Four years after the world's fifth-largest accounting firm was toppled by the Enron scandal, one of the "big four" is racing to avert a crisis of confidence in Japan over a case of financial fraud.
ChuoAoyama Pricewater-houseCoopers, one of Japan's leading accounting firms, was ordered by the financial watchdog to halt statutory auditing services for its largest clients for two months from July.
The unprecedented penalty is to punish the firm for certifying the earnings results of Japanese cosmetics company Kanebo, which admitted last year that it had falsified financial statements for several years.
Japan's Financial Services Agency on Wednesday ordered ChuoAoyama PwC to halt auditing services for listed companies and those capitalized at ¥500 million (US$4.56 million) or more, affecting some 2,300 client companies.
The fallout has revived memories of the collapse of the case of Arthur Andersen, the Chicago-based accounting firm shut down after its 2002 conviction for shredding documents related to Enron, the scandal-hit energy giant.
If the ChuoAoyama PwC fails, Japan will be left with just three major accountancy firms.
US-based Pricewaterhouse-Coopers, which has linked up with ChuoAoyama, has said it will set up a new auditing firm in Japan.
However, the Japanese Institute of Certified Public Accountants has urged its members to refrain from poaching customers or accountants away from ChuoAoyama PwC.
Experts say it will also be difficult for companies to switch auditors in any case, not least because of a shortage of qualified accountants in Japan.
Even so the embattled auditing firm faces an uncertain future.
"It is a big issue that the credibility of the accounting was lost as people who have interests in a company have to rely on professionals such as accountants or audit corporations," said Toshiaki Katsushima, a professor at Waseda Graduate School of Finance, Accounting and Law in Tokyo.
The choice of July and August for the suspension appeared to have been aimed at minimizing the impact on major companies' earnings reports, he said. Most big Japanese companies end their financial year in March.
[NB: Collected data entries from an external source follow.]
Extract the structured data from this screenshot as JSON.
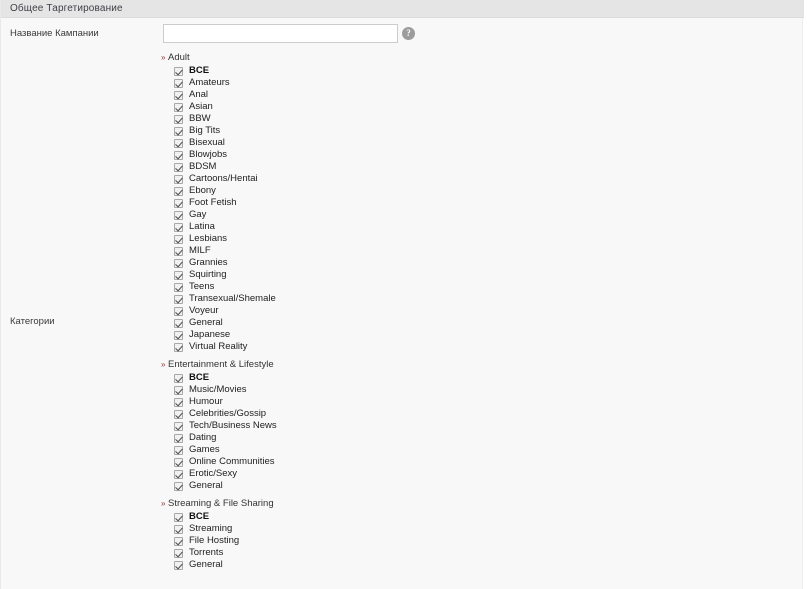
{
  "section": {
    "header_title": "Общее Таргетирование"
  },
  "campaign_name": {
    "label": "Название Кампании",
    "value": "",
    "placeholder": "",
    "help_icon": "help-circle-icon",
    "help_glyph": "?"
  },
  "categories": {
    "label": "Категории",
    "marker_glyph": "»",
    "groups": [
      {
        "title": "Adult",
        "items": [
          {
            "label": "BCE",
            "checked": true,
            "is_all": true
          },
          {
            "label": "Amateurs",
            "checked": true,
            "is_all": false
          },
          {
            "label": "Anal",
            "checked": true,
            "is_all": false
          },
          {
            "label": "Asian",
            "checked": true,
            "is_all": false
          },
          {
            "label": "BBW",
            "checked": true,
            "is_all": false
          },
          {
            "label": "Big Tits",
            "checked": true,
            "is_all": false
          },
          {
            "label": "Bisexual",
            "checked": true,
            "is_all": false
          },
          {
            "label": "Blowjobs",
            "checked": true,
            "is_all": false
          },
          {
            "label": "BDSM",
            "checked": true,
            "is_all": false
          },
          {
            "label": "Cartoons/Hentai",
            "checked": true,
            "is_all": false
          },
          {
            "label": "Ebony",
            "checked": true,
            "is_all": false
          },
          {
            "label": "Foot Fetish",
            "checked": true,
            "is_all": false
          },
          {
            "label": "Gay",
            "checked": true,
            "is_all": false
          },
          {
            "label": "Latina",
            "checked": true,
            "is_all": false
          },
          {
            "label": "Lesbians",
            "checked": true,
            "is_all": false
          },
          {
            "label": "MILF",
            "checked": true,
            "is_all": false
          },
          {
            "label": "Grannies",
            "checked": true,
            "is_all": false
          },
          {
            "label": "Squirting",
            "checked": true,
            "is_all": false
          },
          {
            "label": "Teens",
            "checked": true,
            "is_all": false
          },
          {
            "label": "Transexual/Shemale",
            "checked": true,
            "is_all": false
          },
          {
            "label": "Voyeur",
            "checked": true,
            "is_all": false
          },
          {
            "label": "General",
            "checked": true,
            "is_all": false
          },
          {
            "label": "Japanese",
            "checked": true,
            "is_all": false
          },
          {
            "label": "Virtual Reality",
            "checked": true,
            "is_all": false
          }
        ]
      },
      {
        "title": "Entertainment & Lifestyle",
        "items": [
          {
            "label": "BCE",
            "checked": true,
            "is_all": true
          },
          {
            "label": "Music/Movies",
            "checked": true,
            "is_all": false
          },
          {
            "label": "Humour",
            "checked": true,
            "is_all": false
          },
          {
            "label": "Celebrities/Gossip",
            "checked": true,
            "is_all": false
          },
          {
            "label": "Tech/Business News",
            "checked": true,
            "is_all": false
          },
          {
            "label": "Dating",
            "checked": true,
            "is_all": false
          },
          {
            "label": "Games",
            "checked": true,
            "is_all": false
          },
          {
            "label": "Online Communities",
            "checked": true,
            "is_all": false
          },
          {
            "label": "Erotic/Sexy",
            "checked": true,
            "is_all": false
          },
          {
            "label": "General",
            "checked": true,
            "is_all": false
          }
        ]
      },
      {
        "title": "Streaming & File Sharing",
        "items": [
          {
            "label": "BCE",
            "checked": true,
            "is_all": true
          },
          {
            "label": "Streaming",
            "checked": true,
            "is_all": false
          },
          {
            "label": "File Hosting",
            "checked": true,
            "is_all": false
          },
          {
            "label": "Torrents",
            "checked": true,
            "is_all": false
          },
          {
            "label": "General",
            "checked": true,
            "is_all": false
          }
        ]
      }
    ]
  },
  "colors": {
    "header_bar": "#e5e5e5",
    "panel_bg": "#f8f8f8",
    "marker": "#8c3a3a",
    "help_icon_bg": "#9c9c9c"
  }
}
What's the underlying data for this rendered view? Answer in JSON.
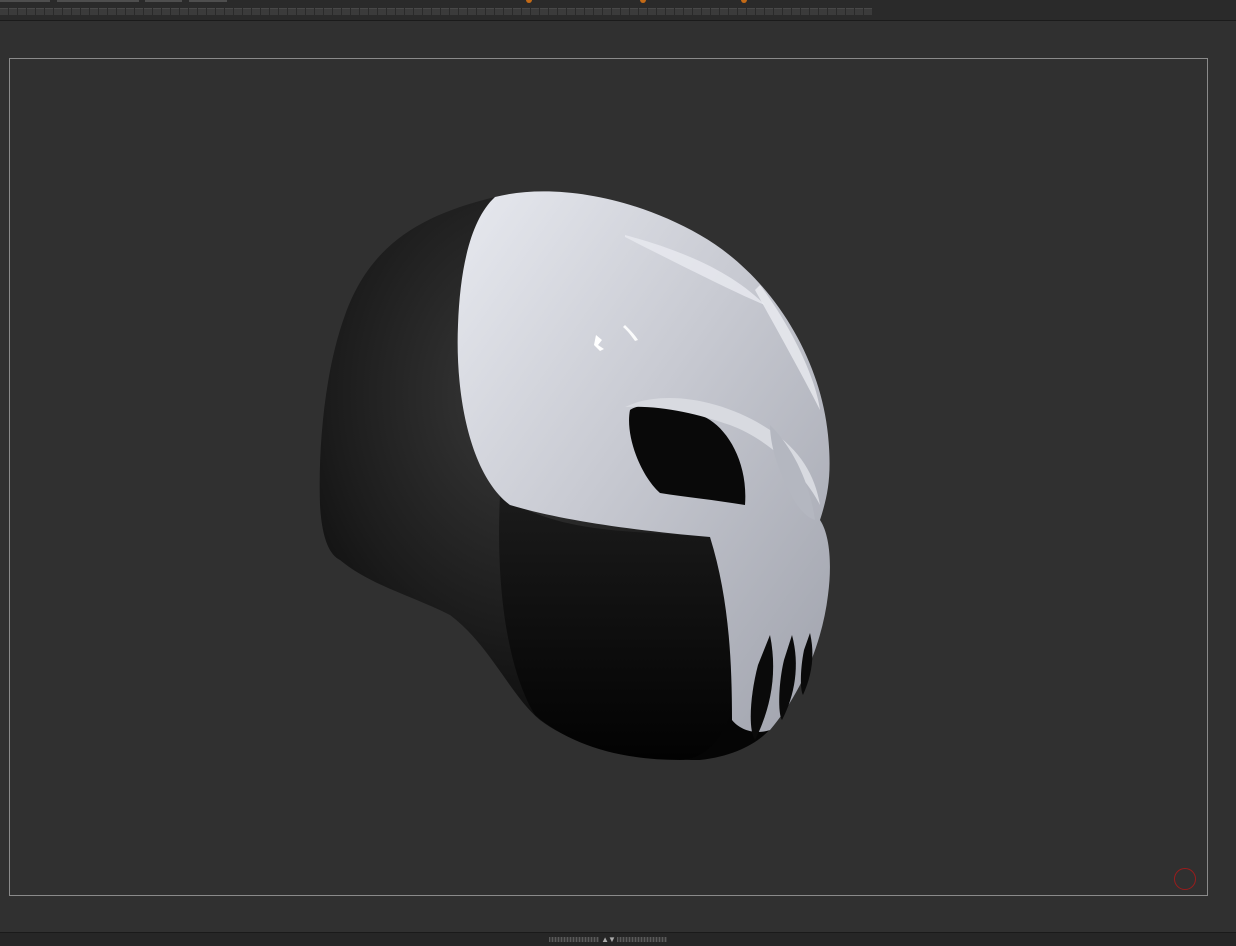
{
  "toolbar": {
    "tabs": [
      "",
      "",
      "",
      ""
    ],
    "accent_color": "#c46a16"
  },
  "viewport": {
    "model": {
      "name": "mask-icon",
      "shell_color": "#1a1a1a",
      "face_color": "#c9cbd2"
    },
    "background_color": "#303030",
    "frame_color": "#8a8a8a",
    "indicator_color": "#9b1c1c"
  },
  "bottom_bar": {
    "splitter_arrows": "▲▼"
  }
}
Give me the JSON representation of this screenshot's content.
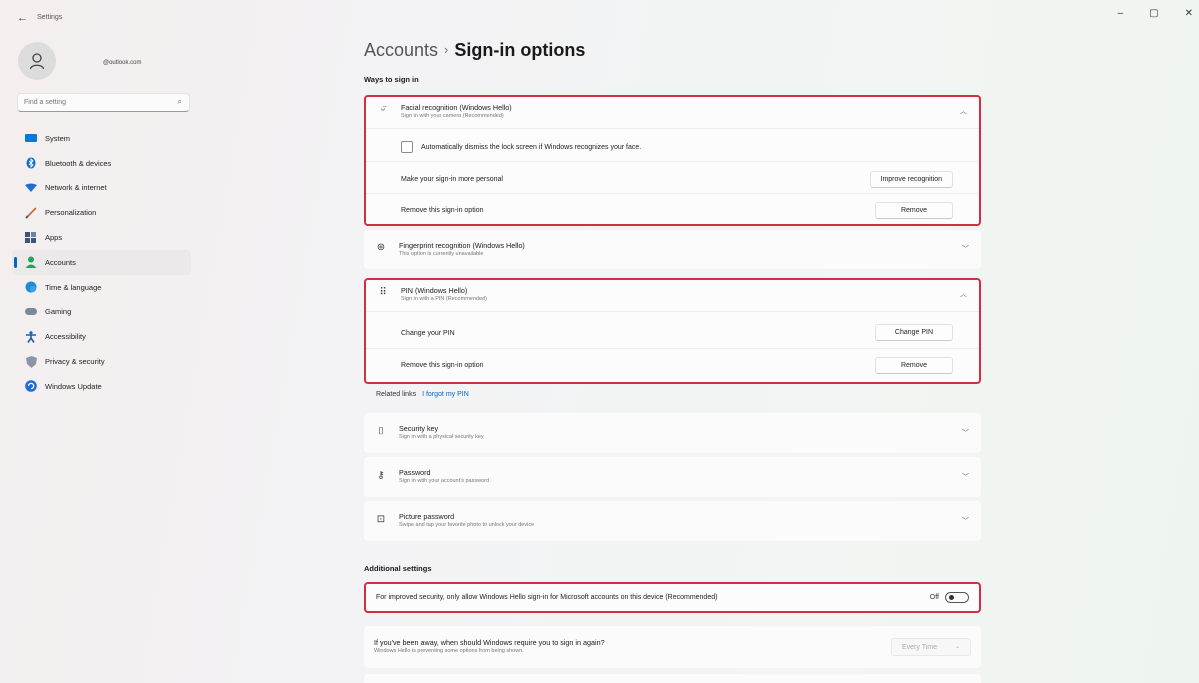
{
  "window": {
    "title": "Settings",
    "back_glyph": "←",
    "minimize_glyph": "–",
    "maximize_glyph": "▢",
    "close_glyph": "✕"
  },
  "user": {
    "email": "@outlook.com"
  },
  "search": {
    "placeholder": "Find a setting"
  },
  "nav": [
    {
      "label": "System",
      "icon": "monitor-icon",
      "color": "#0a78d4"
    },
    {
      "label": "Bluetooth & devices",
      "icon": "bluetooth-icon",
      "color": "#0a6fd1"
    },
    {
      "label": "Network & internet",
      "icon": "wifi-icon",
      "color": "#1f6ed6"
    },
    {
      "label": "Personalization",
      "icon": "brush-icon",
      "color": "#c4673b"
    },
    {
      "label": "Apps",
      "icon": "apps-icon",
      "color": "#3d5578"
    },
    {
      "label": "Accounts",
      "icon": "accounts-icon",
      "color": "#2aa15a",
      "active": true
    },
    {
      "label": "Time & language",
      "icon": "globe-clock-icon",
      "color": "#1f8ad6"
    },
    {
      "label": "Gaming",
      "icon": "gamepad-icon",
      "color": "#7a8a9a"
    },
    {
      "label": "Accessibility",
      "icon": "accessibility-icon",
      "color": "#1a5fb4"
    },
    {
      "label": "Privacy & security",
      "icon": "shield-icon",
      "color": "#7b8794"
    },
    {
      "label": "Windows Update",
      "icon": "update-icon",
      "color": "#1f6ed6"
    }
  ],
  "breadcrumb": {
    "parent": "Accounts",
    "separator": "›",
    "current": "Sign-in options"
  },
  "ways_heading": "Ways to sign in",
  "facial": {
    "title": "Facial recognition (Windows Hello)",
    "subtitle": "Sign in with your camera (Recommended)",
    "checkbox_label": "Automatically dismiss the lock screen if Windows recognizes your face.",
    "personal_label": "Make your sign-in more personal",
    "improve_button": "Improve recognition",
    "remove_label": "Remove this sign-in option",
    "remove_button": "Remove"
  },
  "fingerprint": {
    "title": "Fingerprint recognition (Windows Hello)",
    "subtitle": "This option is currently unavailable"
  },
  "pin": {
    "title": "PIN (Windows Hello)",
    "subtitle": "Sign in with a PIN (Recommended)",
    "change_label": "Change your PIN",
    "change_button": "Change PIN",
    "remove_label": "Remove this sign-in option",
    "remove_button": "Remove"
  },
  "related": {
    "label": "Related links",
    "link": "I forgot my PIN"
  },
  "security_key": {
    "title": "Security key",
    "subtitle": "Sign in with a physical security key"
  },
  "password": {
    "title": "Password",
    "subtitle": "Sign in with your account's password"
  },
  "picture_password": {
    "title": "Picture password",
    "subtitle": "Swipe and tap your favorite photo to unlock your device"
  },
  "additional_heading": "Additional settings",
  "hello_only": {
    "label": "For improved security, only allow Windows Hello sign-in for Microsoft accounts on this device (Recommended)",
    "state_label": "Off"
  },
  "require_signin": {
    "title": "If you've been away, when should Windows require you to sign in again?",
    "subtitle": "Windows Hello is preventing some options from being shown.",
    "value": "Every Time"
  },
  "glyphs": {
    "chevron_up": "︿",
    "chevron_down": "﹀",
    "dropdown_chevron": "⌄"
  },
  "colors": {
    "highlight": "#d12f3f",
    "accent": "#0067c0"
  }
}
"The companies that ChuoAoyama PwC audits may be exposed to the risk of losing trust as they continue to be audited by ChuoAoyama," Katsushima said.
One of the auditor's largest clients, Toyota Motor Corp, has said it will consider whether to terminate its contract after studying the effect of the suspension order on auditing work.
ChuoAoyama PwC's chairman and chief executive Akio Okuyama has announced he will resign to take the blame for the firm's role in the Kanebo scandal.
A Japanese court in March convicted a former president of the cosmetics company and his deputy for lying to cover up massive debts but let them walk free with suspended prison terms.
Three accountants who worked at ChuoAoyama at that time pleaded guilty in March to falsifying Kanebo's financial statements.
"A capitalist economy is based on trust," said Tatsuya Mizuno, a director at the credit ratings agency Fitch Ratings. "The measure taken by the financial authority signals that betraying that trust cannot be forgiven and aims to send a warning to all the others."